Translating and creating subtitles for “Three Days in July” was far from easy. From the outset, Cate-Arries’ translation class of 15 students has worked in teams of two. They each estimated they averaged about 40 hours outside of the classroom painstakingly preparing the film in just 30 days.
“Going into it I didn’t necessarily think it was going to be easier than it was, but I don’t think I was ready for the start ... stop … start … stop … start … stop,” said Kyle McQuillan ’17. “It was a very tedious process, especially the original transcription, where you have to listen to the same sentence over and over, and transcribing two minutes can take three hours because you’re trying to separate what sounds like one word but is actually four because they dropped every consonant.”

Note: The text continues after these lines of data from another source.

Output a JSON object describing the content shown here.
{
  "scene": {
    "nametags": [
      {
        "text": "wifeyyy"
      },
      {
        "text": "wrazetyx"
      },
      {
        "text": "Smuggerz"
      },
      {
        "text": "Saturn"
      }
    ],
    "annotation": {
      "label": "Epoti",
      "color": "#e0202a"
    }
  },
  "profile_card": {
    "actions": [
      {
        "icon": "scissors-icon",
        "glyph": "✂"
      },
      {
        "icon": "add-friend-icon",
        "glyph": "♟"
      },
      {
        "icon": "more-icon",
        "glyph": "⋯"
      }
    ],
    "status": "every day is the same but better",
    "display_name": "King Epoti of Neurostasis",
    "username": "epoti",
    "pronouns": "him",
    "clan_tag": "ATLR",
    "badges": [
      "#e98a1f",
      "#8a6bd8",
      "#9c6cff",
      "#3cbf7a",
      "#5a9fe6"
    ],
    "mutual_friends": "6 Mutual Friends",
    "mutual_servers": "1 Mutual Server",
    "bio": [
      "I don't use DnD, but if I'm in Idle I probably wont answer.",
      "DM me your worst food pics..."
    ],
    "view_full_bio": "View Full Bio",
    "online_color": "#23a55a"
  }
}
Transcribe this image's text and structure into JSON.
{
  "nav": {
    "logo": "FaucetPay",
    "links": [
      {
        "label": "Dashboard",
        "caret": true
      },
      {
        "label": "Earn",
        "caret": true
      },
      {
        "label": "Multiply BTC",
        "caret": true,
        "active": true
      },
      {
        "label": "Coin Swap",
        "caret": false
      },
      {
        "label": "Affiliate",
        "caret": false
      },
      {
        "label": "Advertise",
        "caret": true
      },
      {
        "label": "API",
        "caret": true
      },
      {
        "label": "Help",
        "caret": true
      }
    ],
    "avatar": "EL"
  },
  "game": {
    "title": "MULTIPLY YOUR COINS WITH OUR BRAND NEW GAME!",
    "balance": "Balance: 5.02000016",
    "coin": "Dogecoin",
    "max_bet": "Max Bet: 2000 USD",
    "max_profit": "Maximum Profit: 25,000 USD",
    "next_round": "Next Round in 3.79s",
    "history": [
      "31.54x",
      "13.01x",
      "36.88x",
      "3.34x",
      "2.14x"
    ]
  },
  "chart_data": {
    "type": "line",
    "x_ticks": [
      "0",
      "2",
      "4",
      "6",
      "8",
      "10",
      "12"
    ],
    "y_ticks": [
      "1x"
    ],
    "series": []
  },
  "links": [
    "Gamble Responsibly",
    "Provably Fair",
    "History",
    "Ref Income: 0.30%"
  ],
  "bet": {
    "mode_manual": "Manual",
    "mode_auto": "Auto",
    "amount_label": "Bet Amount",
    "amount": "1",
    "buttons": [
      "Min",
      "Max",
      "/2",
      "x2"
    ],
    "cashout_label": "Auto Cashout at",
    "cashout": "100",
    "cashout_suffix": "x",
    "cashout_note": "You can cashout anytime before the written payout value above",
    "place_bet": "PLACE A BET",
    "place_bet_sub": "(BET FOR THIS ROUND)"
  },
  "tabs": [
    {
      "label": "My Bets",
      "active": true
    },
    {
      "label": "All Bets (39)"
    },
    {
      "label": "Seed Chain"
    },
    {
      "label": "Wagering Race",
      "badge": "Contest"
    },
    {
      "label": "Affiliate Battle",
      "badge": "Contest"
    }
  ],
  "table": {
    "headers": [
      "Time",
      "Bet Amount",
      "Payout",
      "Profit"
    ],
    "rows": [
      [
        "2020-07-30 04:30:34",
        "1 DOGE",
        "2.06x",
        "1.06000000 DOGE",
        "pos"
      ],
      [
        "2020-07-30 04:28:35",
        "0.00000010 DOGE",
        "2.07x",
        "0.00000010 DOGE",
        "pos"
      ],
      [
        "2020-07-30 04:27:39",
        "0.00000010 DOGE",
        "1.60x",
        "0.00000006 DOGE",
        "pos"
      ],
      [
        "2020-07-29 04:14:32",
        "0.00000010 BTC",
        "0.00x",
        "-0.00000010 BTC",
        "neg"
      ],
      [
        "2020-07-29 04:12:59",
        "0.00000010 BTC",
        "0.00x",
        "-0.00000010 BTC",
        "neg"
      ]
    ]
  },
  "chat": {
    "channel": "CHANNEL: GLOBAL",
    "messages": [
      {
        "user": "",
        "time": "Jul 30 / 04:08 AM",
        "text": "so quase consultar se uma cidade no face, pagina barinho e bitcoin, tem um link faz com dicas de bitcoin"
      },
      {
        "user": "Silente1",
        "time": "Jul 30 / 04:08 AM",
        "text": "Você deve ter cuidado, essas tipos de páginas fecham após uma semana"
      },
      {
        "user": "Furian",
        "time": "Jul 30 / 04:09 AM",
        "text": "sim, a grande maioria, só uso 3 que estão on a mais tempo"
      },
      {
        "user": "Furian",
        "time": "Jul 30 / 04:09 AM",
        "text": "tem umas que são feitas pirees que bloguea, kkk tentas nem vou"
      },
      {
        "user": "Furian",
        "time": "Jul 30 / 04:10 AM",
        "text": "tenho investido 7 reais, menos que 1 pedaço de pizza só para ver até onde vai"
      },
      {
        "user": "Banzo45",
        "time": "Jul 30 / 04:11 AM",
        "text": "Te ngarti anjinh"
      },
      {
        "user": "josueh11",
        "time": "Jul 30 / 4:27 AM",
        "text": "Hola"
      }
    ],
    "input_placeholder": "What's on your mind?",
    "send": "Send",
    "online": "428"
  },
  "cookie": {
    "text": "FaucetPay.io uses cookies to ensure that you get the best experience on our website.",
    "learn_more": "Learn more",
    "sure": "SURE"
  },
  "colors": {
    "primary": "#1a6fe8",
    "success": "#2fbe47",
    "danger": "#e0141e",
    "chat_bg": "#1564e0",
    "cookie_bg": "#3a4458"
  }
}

Emily Kate Earls ’18 added that even slowing down the film didn’t help.
“One man’s voice was unintelligible at regular speed and Darth Vader-like when slowed,” she said.
Other obstacles included coming to an understanding of the history of the times, peoples’ extensive use of unfamiliar military jargon, accents found in southern Spain far different from the standard and recognizing street names and locations in obscure areas.
In addition, students faced a moral as well as structural imperative that many never anticipated.
“These people are talking about the most awful thing that happened in their family’s life, the most traumatic events, and we had to both maintain that heaviness, while also making it succinct in making it a subtitle so someone could read it and move on,” Molly Bertolacini ’17 said. “It was incredibly cool and incredibly difficult at the same time.”
Subtitling the film in English, Cate-Arries said, will give it world-wide exposure it wouldn’t otherwise receive.
“Spanish limits the audience,” she explained. “Two research assistants here at William & Mary – Robert Bohnke ’17 and Michael Le ’15 – did subtitles on a [previous] documentary, and, subsequently, filmmaker Juan León Moriche was able to enter it in a New York human rights film festival. It didn’t win, but organizers liked it enough to include it in a Civil War film festival this fall. That meant the world to the director because he never could have shown his film in the United States.”
For one student, Allison Esquen-Roca ’17, the stories told offered an eerie and disturbing familiarity.
“The reason my family is in the U.S. in the first place is because of the terrorism that took place in Peru,” she said. “Just like some people in this film, [Peruvians] were killed or hurt because of their political ties. That happened in my family. My uncle was a mayor and he got shot on his way to work. Our family was harassed for a long time.
“So it was nice to look at this film, see these stories, and know that we were part of that process where these stories could actually be presented in front of an English-speaking audience that had no knowledge of this before.”